【コミカライズ企画進行中】捨てられ聖女は働かないっ!〜追放されたので念願のスローライフはじめます〜

31.その聖女、想われる。

 指定された待ち合わせ場所にはすでにラウルの姿があり、アルを見つけて片手をあげた。

「やぁ。シアの具合はどうだい?」

「まだ熱が下がらない」

 アルは不機嫌さを隠すことなく、冷たくそう言った。シアが危ない目に遭う原因を作ったのは、自分なのだから仕方がないとラウルは特に気にすることもなく歩き始める。

「僕、女の子以外とデートするの初めてだなぁ」

「……用件なら、手短に。早く家に帰りたいんだ」

 雑談に応じる気はないと言わんばかりに、アルはそっけない態度を取る。

「アルバート・ベルク。そんなにシアに、自分の正体や先代聖女について知られたくないのかい?」

 バカらしいと秒で断った釣り大会の賞品を引き受けるほど、とラウルはいつもと変わらない口調で尋ねる。

「シアに憶測で語られたくないだけだ」

 牽制するような視線を送ってアルはそう言う。
 きっと、もうシアはほとんど思い出している。だから尚更、自分の言葉で話したかった。

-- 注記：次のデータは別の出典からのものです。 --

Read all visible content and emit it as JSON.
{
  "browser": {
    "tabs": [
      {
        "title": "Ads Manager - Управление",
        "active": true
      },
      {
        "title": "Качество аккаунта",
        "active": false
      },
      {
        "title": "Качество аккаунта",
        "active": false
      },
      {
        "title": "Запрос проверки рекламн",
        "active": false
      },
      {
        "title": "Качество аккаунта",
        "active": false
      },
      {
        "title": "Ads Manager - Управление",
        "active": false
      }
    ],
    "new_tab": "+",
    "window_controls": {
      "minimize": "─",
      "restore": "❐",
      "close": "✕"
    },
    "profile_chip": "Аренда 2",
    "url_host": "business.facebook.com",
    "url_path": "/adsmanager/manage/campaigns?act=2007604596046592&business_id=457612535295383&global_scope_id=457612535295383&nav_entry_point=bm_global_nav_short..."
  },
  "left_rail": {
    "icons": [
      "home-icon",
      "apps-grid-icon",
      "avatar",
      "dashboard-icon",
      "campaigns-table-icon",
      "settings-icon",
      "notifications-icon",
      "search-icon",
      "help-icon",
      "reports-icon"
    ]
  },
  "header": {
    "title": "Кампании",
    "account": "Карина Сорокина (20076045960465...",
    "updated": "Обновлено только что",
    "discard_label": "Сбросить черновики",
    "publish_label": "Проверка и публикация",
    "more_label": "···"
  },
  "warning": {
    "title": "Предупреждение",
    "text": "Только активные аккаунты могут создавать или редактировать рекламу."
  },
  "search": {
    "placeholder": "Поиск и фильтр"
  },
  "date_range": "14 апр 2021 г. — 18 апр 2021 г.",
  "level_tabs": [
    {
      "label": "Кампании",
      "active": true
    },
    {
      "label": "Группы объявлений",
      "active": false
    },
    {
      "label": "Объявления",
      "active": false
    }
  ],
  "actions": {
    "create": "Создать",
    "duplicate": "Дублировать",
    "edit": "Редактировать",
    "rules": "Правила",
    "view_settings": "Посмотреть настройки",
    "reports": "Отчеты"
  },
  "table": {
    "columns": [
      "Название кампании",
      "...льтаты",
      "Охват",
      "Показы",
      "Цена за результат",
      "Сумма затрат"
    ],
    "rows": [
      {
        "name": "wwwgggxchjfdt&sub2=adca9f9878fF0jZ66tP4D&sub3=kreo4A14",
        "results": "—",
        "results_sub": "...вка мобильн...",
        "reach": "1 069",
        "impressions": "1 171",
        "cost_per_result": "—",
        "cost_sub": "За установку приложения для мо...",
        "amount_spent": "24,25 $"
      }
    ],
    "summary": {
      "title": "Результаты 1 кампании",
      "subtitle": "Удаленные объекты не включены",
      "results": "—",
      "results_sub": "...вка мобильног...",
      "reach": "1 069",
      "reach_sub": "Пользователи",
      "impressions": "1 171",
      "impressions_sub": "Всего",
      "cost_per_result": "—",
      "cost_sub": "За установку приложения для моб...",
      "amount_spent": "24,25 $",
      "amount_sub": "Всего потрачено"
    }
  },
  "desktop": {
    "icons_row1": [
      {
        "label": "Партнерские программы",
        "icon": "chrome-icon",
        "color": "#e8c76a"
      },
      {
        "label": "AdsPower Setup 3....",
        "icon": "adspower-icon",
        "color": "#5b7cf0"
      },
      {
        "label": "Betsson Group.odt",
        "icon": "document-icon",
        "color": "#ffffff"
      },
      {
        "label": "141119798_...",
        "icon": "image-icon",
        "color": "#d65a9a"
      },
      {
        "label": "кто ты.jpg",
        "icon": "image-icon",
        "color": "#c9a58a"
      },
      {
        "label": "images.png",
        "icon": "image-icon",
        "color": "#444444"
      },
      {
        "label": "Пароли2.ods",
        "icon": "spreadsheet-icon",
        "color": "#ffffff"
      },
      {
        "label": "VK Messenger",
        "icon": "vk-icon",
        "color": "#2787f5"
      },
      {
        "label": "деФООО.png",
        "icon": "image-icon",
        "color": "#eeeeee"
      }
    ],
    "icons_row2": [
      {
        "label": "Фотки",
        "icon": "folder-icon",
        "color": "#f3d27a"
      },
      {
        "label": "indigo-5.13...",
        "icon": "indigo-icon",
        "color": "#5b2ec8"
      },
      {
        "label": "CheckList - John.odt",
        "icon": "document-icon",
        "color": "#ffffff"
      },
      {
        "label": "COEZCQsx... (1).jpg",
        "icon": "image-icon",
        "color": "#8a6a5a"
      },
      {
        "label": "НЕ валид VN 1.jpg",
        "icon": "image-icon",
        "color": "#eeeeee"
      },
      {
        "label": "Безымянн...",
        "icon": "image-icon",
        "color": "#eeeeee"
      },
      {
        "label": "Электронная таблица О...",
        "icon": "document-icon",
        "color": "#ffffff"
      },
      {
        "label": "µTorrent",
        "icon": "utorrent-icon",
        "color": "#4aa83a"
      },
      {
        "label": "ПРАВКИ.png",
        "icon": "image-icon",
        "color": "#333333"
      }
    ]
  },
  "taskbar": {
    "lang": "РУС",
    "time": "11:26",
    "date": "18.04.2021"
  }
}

「僕は今、魔王がいなくなった後の魔ノ国について調べているんだ。それでちょっとしたインタビューを先代魔王にしたくてね」

 とラウルは淡々と本題を切り出した。

「魔族と人は共に"魔力"というエネルギーを元に魔法を構築するけれど、その魔力の確保の仕方が異なる」
 
 人の場合、魔法が使えるか否かは魔力遺伝子を持っているか否かに依存し、体内に魔力があるかどうかは生まれながらにして決まっており、後天的に発現する事はない。
 だからこそ貴族や裕福層は魔法を使える特権を独占しようと競うように魔力を維持するための縁組をするのだ。
 魔力遺伝子を持っている者は特に何もしなくても、魔力は体内で勝手に生成される。魔力保有量は遺伝的素因と本人の資質によるところが大きいが、鍛えればある程度の増加も見込める。
 
「だが、魔族は人と異なり体内で勝手に魔力が生成される事はない。魔獣や魔物同様全て外部から補給する必要がある。つまり空気中に存在する魔素を取り込み自分で魔力に変換しなくてはならない」

 魔族が外部から取り込むその供給元は人が瘴気と呼んでいる魔素の粒子。魔力耐性を持たない多くの人間にとって毒でしかないそれは、魔族や魔獣、魔物にとってはなくてはならない食事に等しいものだ。
 だから魔族や魔獣、魔物は瘴気の発生する場所に存在するし、必要とする魔力量を元に魔獣や魔物の種別の生息域が把握できる。

「だが、空気中から取り込めるはずなのに、すでに変換された魔力を取り込む事を好む奴らがいる。そんな魔族は魔力を持ち簡単に狩れる人間を喰らう」

 人の領域を脅やかしにやってきて、魔力を確保するついでのように、まるで狩りでも楽しむかのように人間を蹂躙するのだ。